Ik heb altijd geloofd dat er wel zoiets uitgevonden zou worden, en dat ik jullie ooit zou kunnen zien. Maar de stemmen van die mannen klonken zo zeker. Nu weet ik het niet meer.
Ik wilde weglopen maar ze zeiden dat ze misschien wel iemand kenden die iets wist. Ik weet niet of ze dat zeiden om mij te troosten, of dat het echt waar was, maar ik wil niet opgeven en ik wil hem vinden. Als hij mij echt zou kunnen helpen zou ik spijt hebben als ik het niet had gedaan.

Gisteren heeft iemand mij uitgelegd hoe ik hem moet vinden en met Woof bij me gaat dat me zeker lukken. Jullie weten dat hij me heel goed zal beschermen. Ik heb vanochtend toen jullie niet thuis waren mijn spullen gepakt. En straks vertrek ik.

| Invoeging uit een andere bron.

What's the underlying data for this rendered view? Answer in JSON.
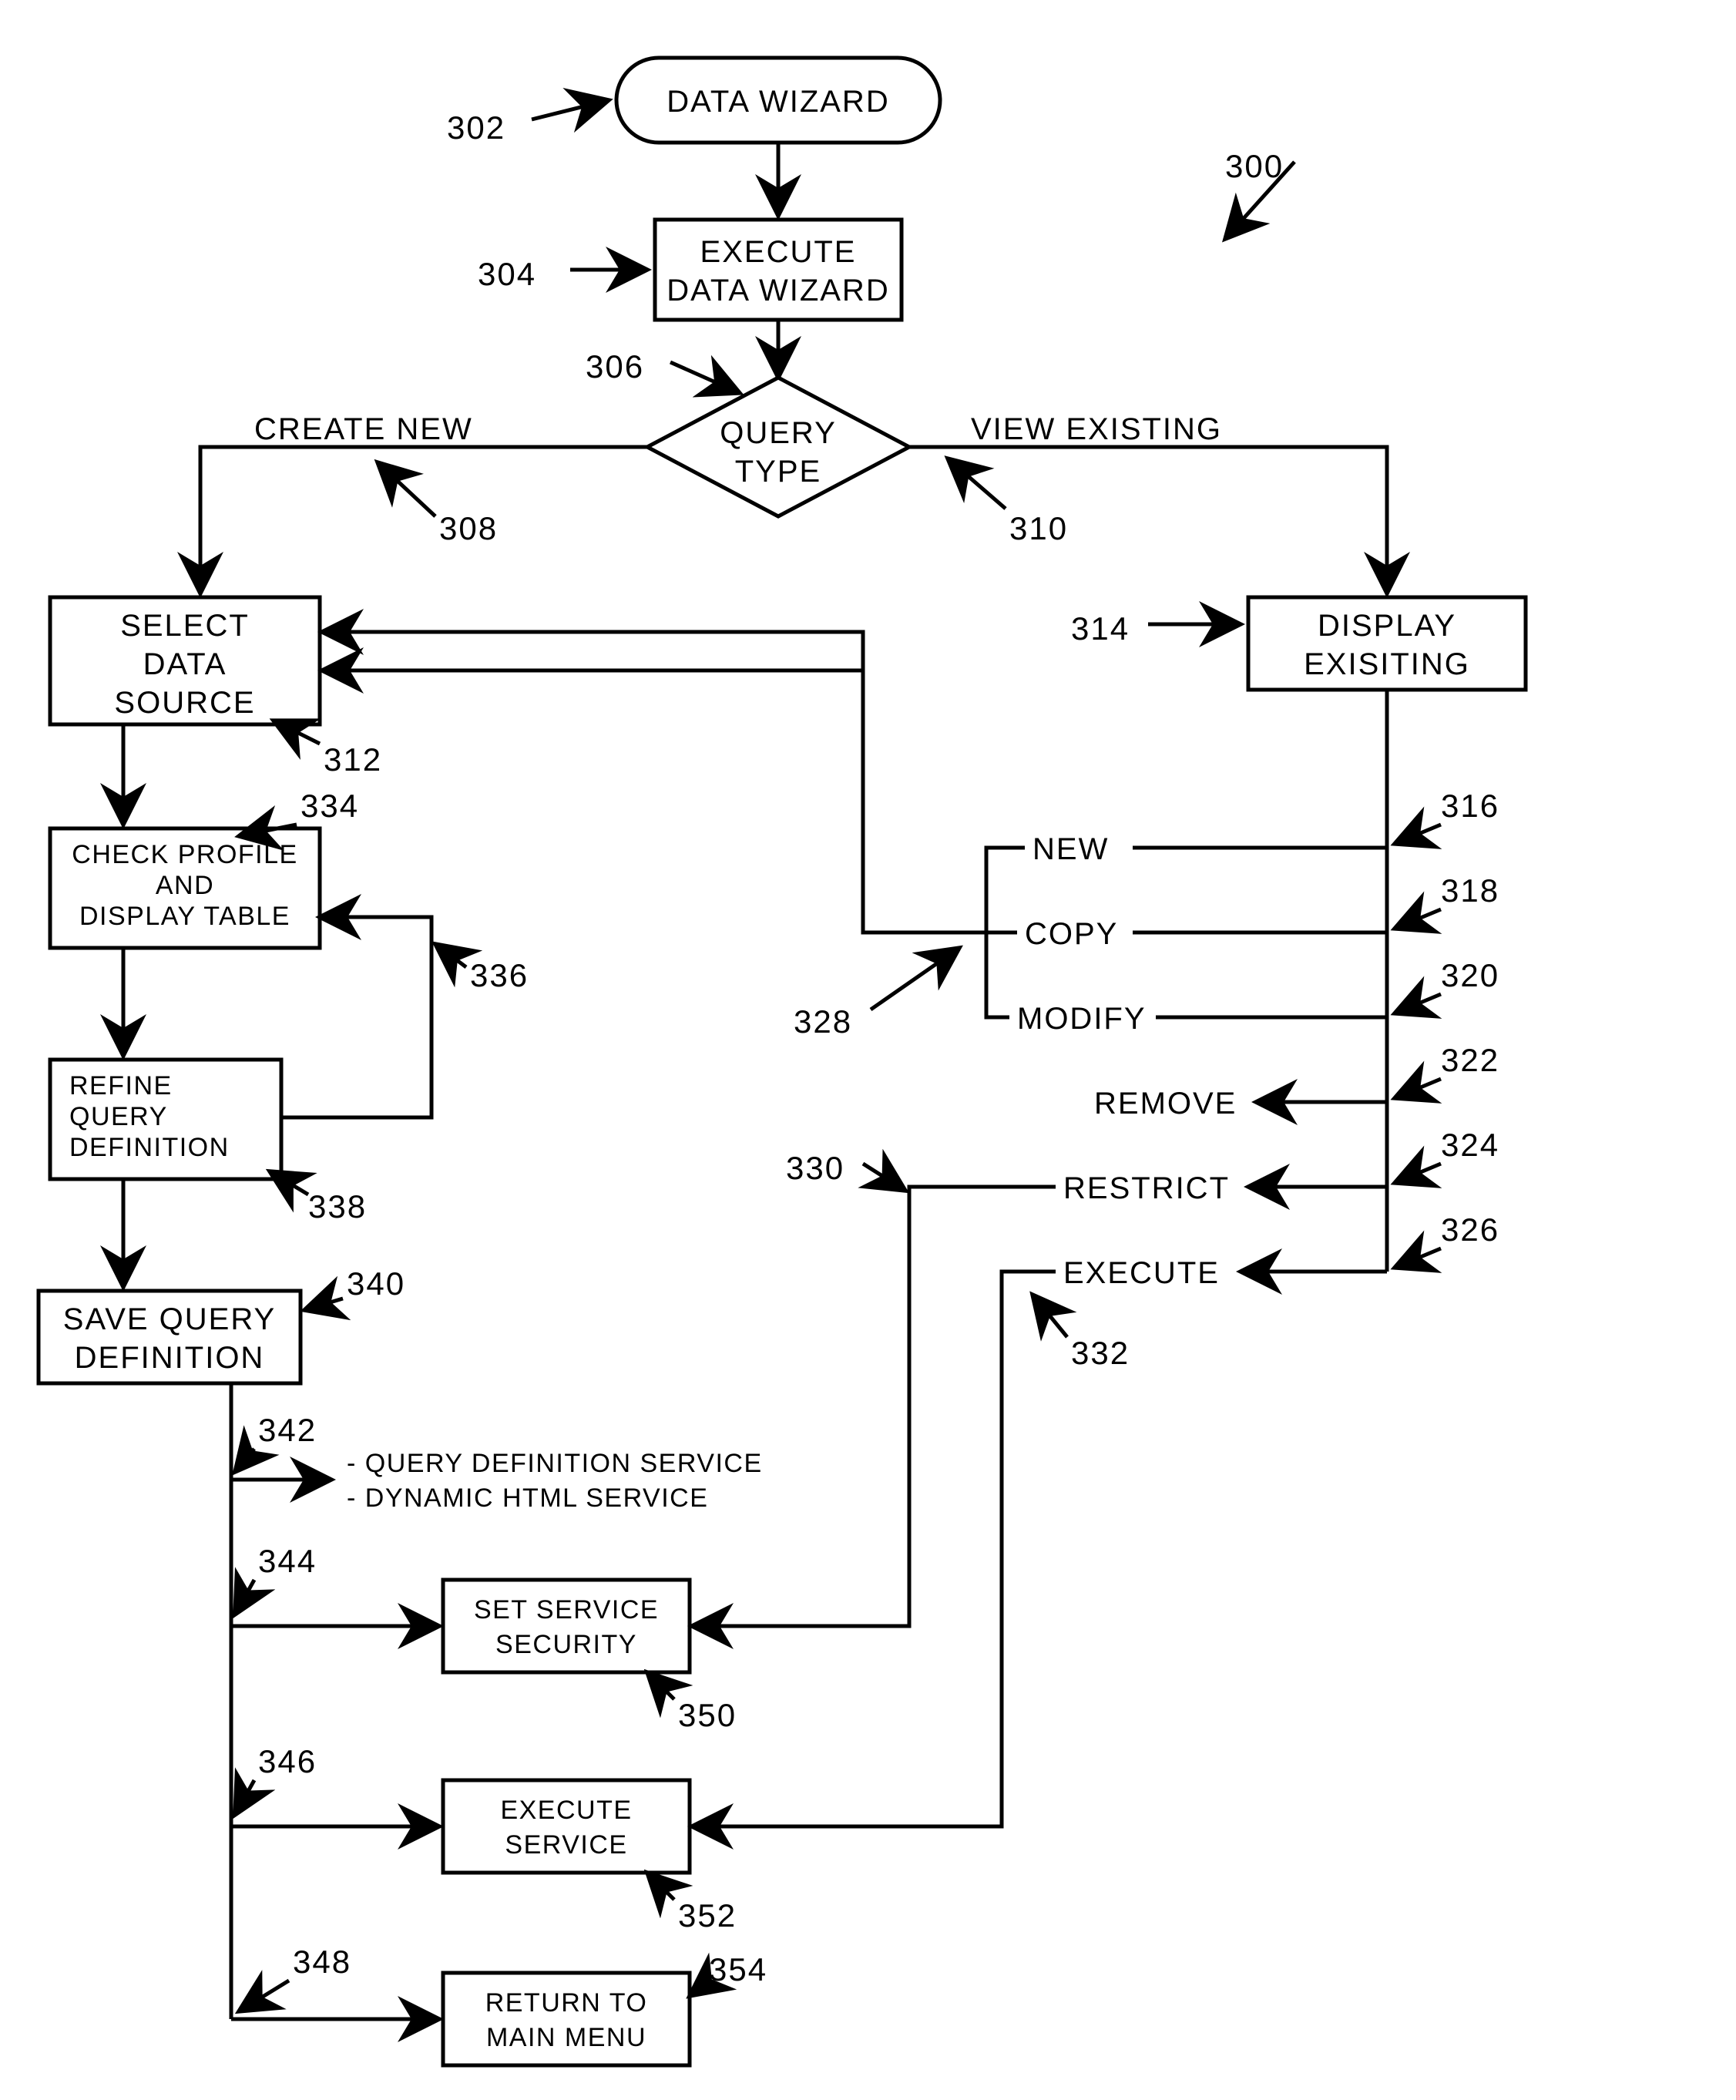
{
  "chart_data": {
    "type": "flowchart",
    "title": "",
    "nodes": [
      {
        "id": "300",
        "kind": "diagram-ref",
        "label": "300"
      },
      {
        "id": "302",
        "kind": "terminator",
        "label": "DATA WIZARD"
      },
      {
        "id": "304",
        "kind": "process",
        "label": "EXECUTE DATA WIZARD"
      },
      {
        "id": "306",
        "kind": "decision",
        "label": "QUERY TYPE"
      },
      {
        "id": "308",
        "kind": "branch-label",
        "label": "CREATE NEW"
      },
      {
        "id": "310",
        "kind": "branch-label",
        "label": "VIEW EXISTING"
      },
      {
        "id": "312",
        "kind": "process",
        "label": "SELECT DATA SOURCE"
      },
      {
        "id": "314",
        "kind": "process",
        "label": "DISPLAY EXISITING"
      },
      {
        "id": "316",
        "kind": "option",
        "label": "NEW"
      },
      {
        "id": "318",
        "kind": "option",
        "label": "COPY"
      },
      {
        "id": "320",
        "kind": "option",
        "label": "MODIFY"
      },
      {
        "id": "322",
        "kind": "option",
        "label": "REMOVE"
      },
      {
        "id": "324",
        "kind": "option",
        "label": "RESTRICT"
      },
      {
        "id": "326",
        "kind": "option",
        "label": "EXECUTE"
      },
      {
        "id": "328",
        "kind": "group-ref",
        "targets": [
          "316",
          "318",
          "320"
        ]
      },
      {
        "id": "330",
        "kind": "ref"
      },
      {
        "id": "332",
        "kind": "ref"
      },
      {
        "id": "334",
        "kind": "process",
        "label": "CHECK PROFILE AND DISPLAY TABLE"
      },
      {
        "id": "336",
        "kind": "loop-ref"
      },
      {
        "id": "338",
        "kind": "process",
        "label": "REFINE QUERY DEFINITION"
      },
      {
        "id": "340",
        "kind": "process",
        "label": "SAVE QUERY DEFINITION"
      },
      {
        "id": "342",
        "kind": "note",
        "label": "- QUERY DEFINITION SERVICE\n- DYNAMIC HTML SERVICE"
      },
      {
        "id": "344",
        "kind": "branch-ref"
      },
      {
        "id": "346",
        "kind": "branch-ref"
      },
      {
        "id": "348",
        "kind": "branch-ref"
      },
      {
        "id": "350",
        "kind": "process",
        "label": "SET SERVICE SECURITY"
      },
      {
        "id": "352",
        "kind": "process",
        "label": "EXECUTE SERVICE"
      },
      {
        "id": "354",
        "kind": "process",
        "label": "RETURN TO MAIN MENU"
      }
    ],
    "edges": [
      {
        "from": "302",
        "to": "304"
      },
      {
        "from": "304",
        "to": "306"
      },
      {
        "from": "306",
        "to": "312",
        "label": "CREATE NEW"
      },
      {
        "from": "306",
        "to": "314",
        "label": "VIEW EXISTING"
      },
      {
        "from": "312",
        "to": "334"
      },
      {
        "from": "334",
        "to": "338"
      },
      {
        "from": "338",
        "to": "334",
        "kind": "loop"
      },
      {
        "from": "338",
        "to": "340"
      },
      {
        "from": "340",
        "to": "342"
      },
      {
        "from": "340",
        "to": "350",
        "via": "344"
      },
      {
        "from": "340",
        "to": "352",
        "via": "346"
      },
      {
        "from": "340",
        "to": "354",
        "via": "348"
      },
      {
        "from": "314",
        "to": "316"
      },
      {
        "from": "314",
        "to": "318"
      },
      {
        "from": "314",
        "to": "320"
      },
      {
        "from": "314",
        "to": "322"
      },
      {
        "from": "314",
        "to": "324"
      },
      {
        "from": "314",
        "to": "326"
      },
      {
        "from": "328",
        "to": "312",
        "targets": [
          "316",
          "318",
          "320"
        ]
      },
      {
        "from": "324",
        "to": "350",
        "via": "330"
      },
      {
        "from": "326",
        "to": "352",
        "via": "332"
      }
    ]
  },
  "nodes": {
    "n300": "300",
    "n302": "DATA WIZARD",
    "n304_l1": "EXECUTE",
    "n304_l2": "DATA WIZARD",
    "n306_l1": "QUERY",
    "n306_l2": "TYPE",
    "n308": "CREATE NEW",
    "n310": "VIEW EXISTING",
    "n312_l1": "SELECT",
    "n312_l2": "DATA",
    "n312_l3": "SOURCE",
    "n314_l1": "DISPLAY",
    "n314_l2": "EXISITING",
    "n316": "NEW",
    "n318": "COPY",
    "n320": "MODIFY",
    "n322": "REMOVE",
    "n324": "RESTRICT",
    "n326": "EXECUTE",
    "n334_l1": "CHECK PROFILE",
    "n334_l2": "AND",
    "n334_l3": "DISPLAY TABLE",
    "n338_l1": "REFINE",
    "n338_l2": "QUERY",
    "n338_l3": "DEFINITION",
    "n340_l1": "SAVE QUERY",
    "n340_l2": "DEFINITION",
    "n342_l1": "- QUERY DEFINITION SERVICE",
    "n342_l2": "- DYNAMIC HTML SERVICE",
    "n350_l1": "SET SERVICE",
    "n350_l2": "SECURITY",
    "n352_l1": "EXECUTE",
    "n352_l2": "SERVICE",
    "n354_l1": "RETURN TO",
    "n354_l2": "MAIN MENU"
  },
  "refs": {
    "r300": "300",
    "r302": "302",
    "r304": "304",
    "r306": "306",
    "r308": "308",
    "r310": "310",
    "r312": "312",
    "r314": "314",
    "r316": "316",
    "r318": "318",
    "r320": "320",
    "r322": "322",
    "r324": "324",
    "r326": "326",
    "r328": "328",
    "r330": "330",
    "r332": "332",
    "r334": "334",
    "r336": "336",
    "r338": "338",
    "r340": "340",
    "r342": "342",
    "r344": "344",
    "r346": "346",
    "r348": "348",
    "r350": "350",
    "r352": "352",
    "r354": "354"
  }
}
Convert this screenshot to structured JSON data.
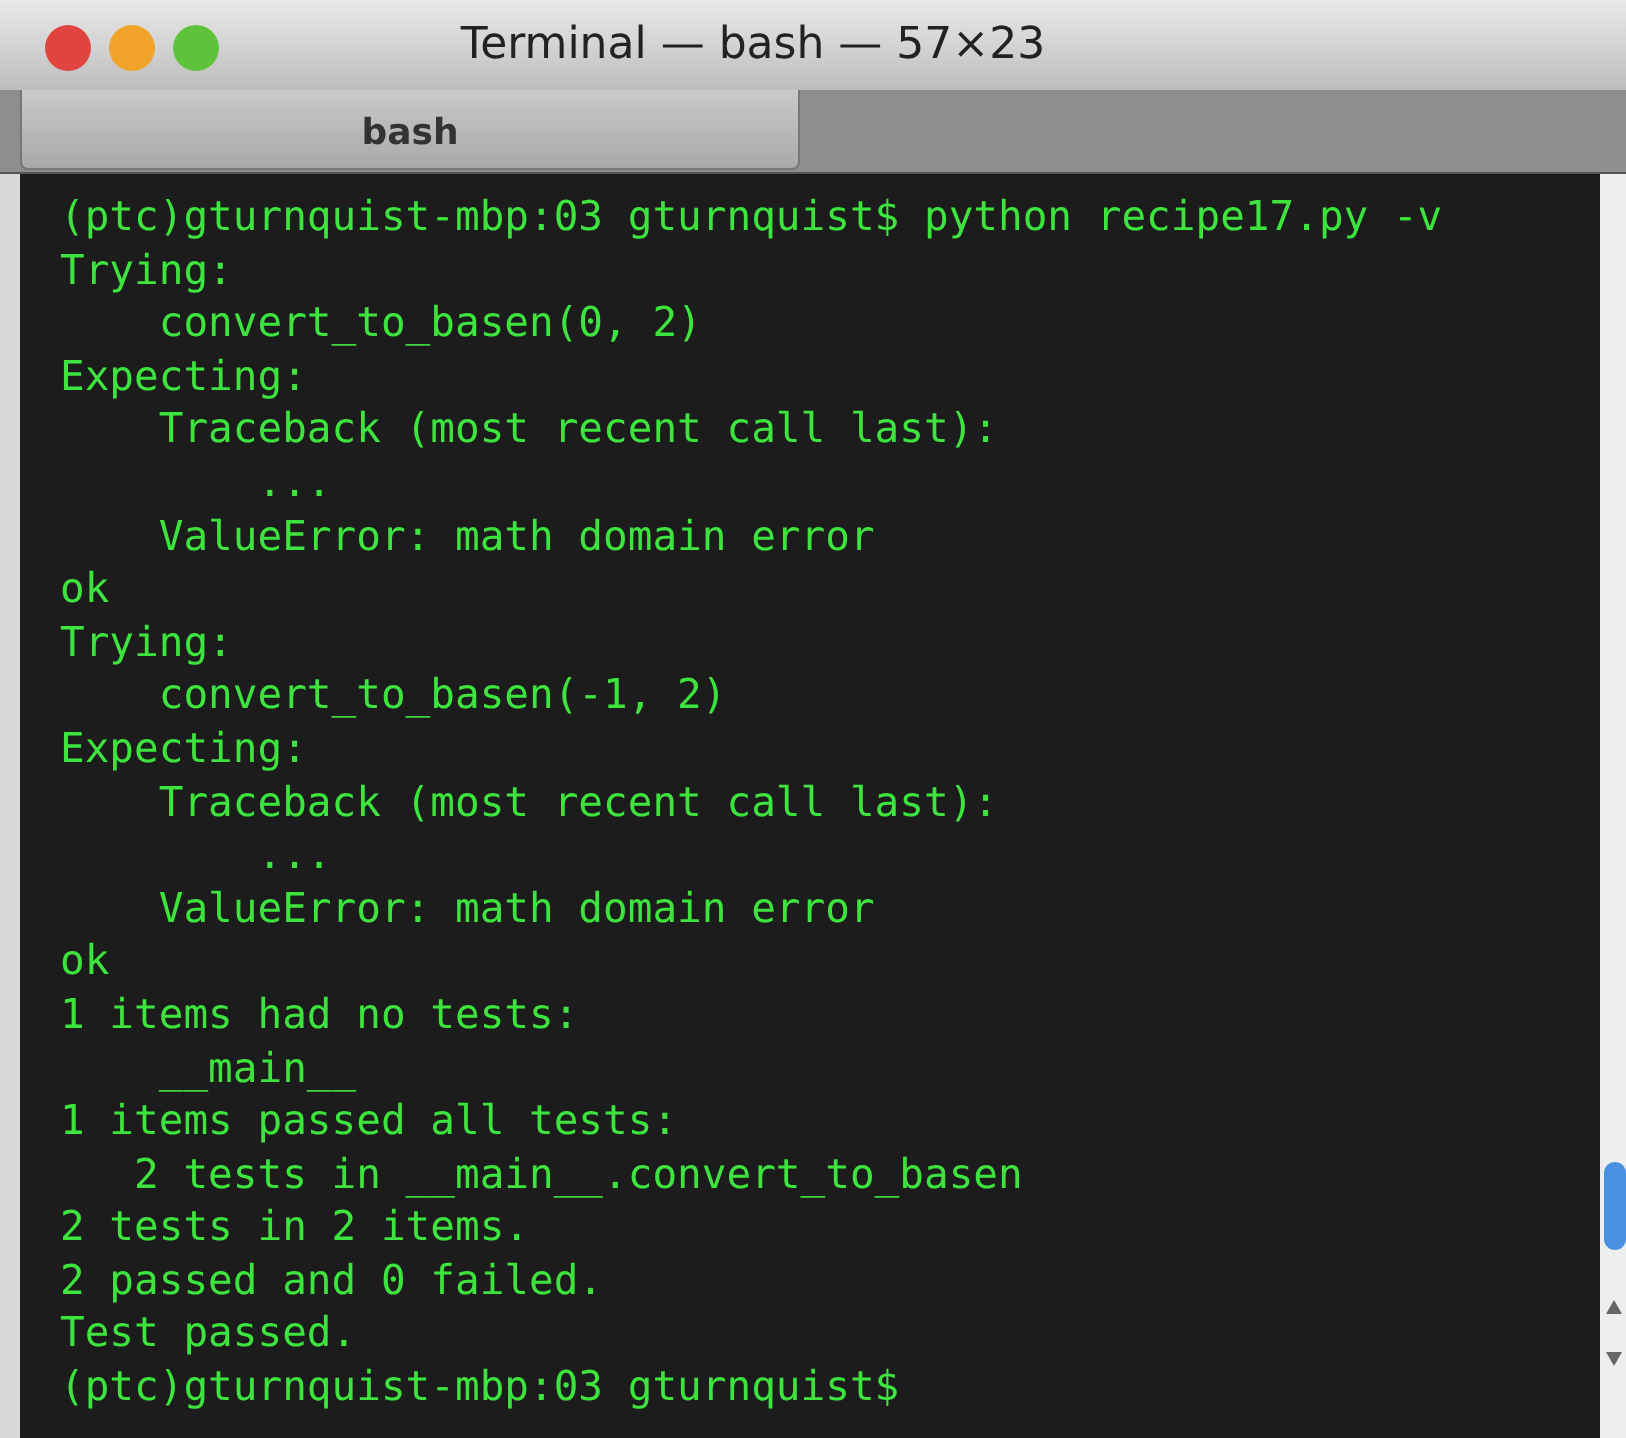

Ik wil dit alleen doen, ik kom er vanzelf wel achter of dat verstandig is of niet. Maar jullie moeten me met rust laten, hoe lang ik ook weg blijf. Ik beloof dat ik nog van me laat horen.

Kusjes, Moon.


Ik luister nog een keer naar de brief, en nog een keer, en nog een keer. Misschien is niet geloofwaardig, maar dit is het beste wat ik kan bedenken. Ik print het uit en geef het aan Woof die het voor me op de tafel in de woonkamer legt. In de brief aan Sharon vertel ik hetzelfde, maar dan met een paar aanpassingen.
Als ik ook die drie keer opnieuw heb beluisterd stop ik hem in mijn zak.
'Ben je er klaar voor Woofie? Ga je riem maar halen'.
Ik zoek mijn raam en schuif het open, 'Eleazar?' roep ik zachtjes.
Een paar tellen later voel ik iets kouds tegen mijn lichaam en wordt ik zachtjes opzij geduwd, 'Ben je er klaar voor?' vraagt Eleazar.
Ik knik en als ik Woof voel maak ik zijn riem vast en pak ik mijn stok van hem aan. Eleazar pakt mijn hand, 'niet schrikken', en ik voel mijn voeten van de grond komen. 'Wacht even', ik haal de brief voor Sharon uit mijn zak, 'zou je dit ergens door de bus willen doen?'.
De brief wordt uit mijn handen gepakt en ik zak weer op de grond. 'Waar?' vraagt hij. Ik noem Sharons adres en Eleazar zegt dat hij zo terug is.
En inderdaad, in minder dan een minuut hoor ik geschuifel en een tel later voel ik de wind langs mijn gezicht waaien.
'Ik heb toch maar met Carlisle gesproken', laat Eleazar weten.
'oké', weet ik te zeggen.
'hij heeft gezegd dat hij het wil doen als jij zeker weet dat je het echt wil'
'Honderd procent'
'Misschien werkt het niet'
Daar dacht ik even over na. Eleazar had me verteld over je pijn tijdens de transformatie. Dan is dat allemaal voor niets geweest. Of niet, want al mijn andere zintuigen zouden dan wel verbeterd zijn.
'Dat is jammer dan' zeg ik.
Ik hoor hem zuchten, of het was Woof, dat weet ik ook niet.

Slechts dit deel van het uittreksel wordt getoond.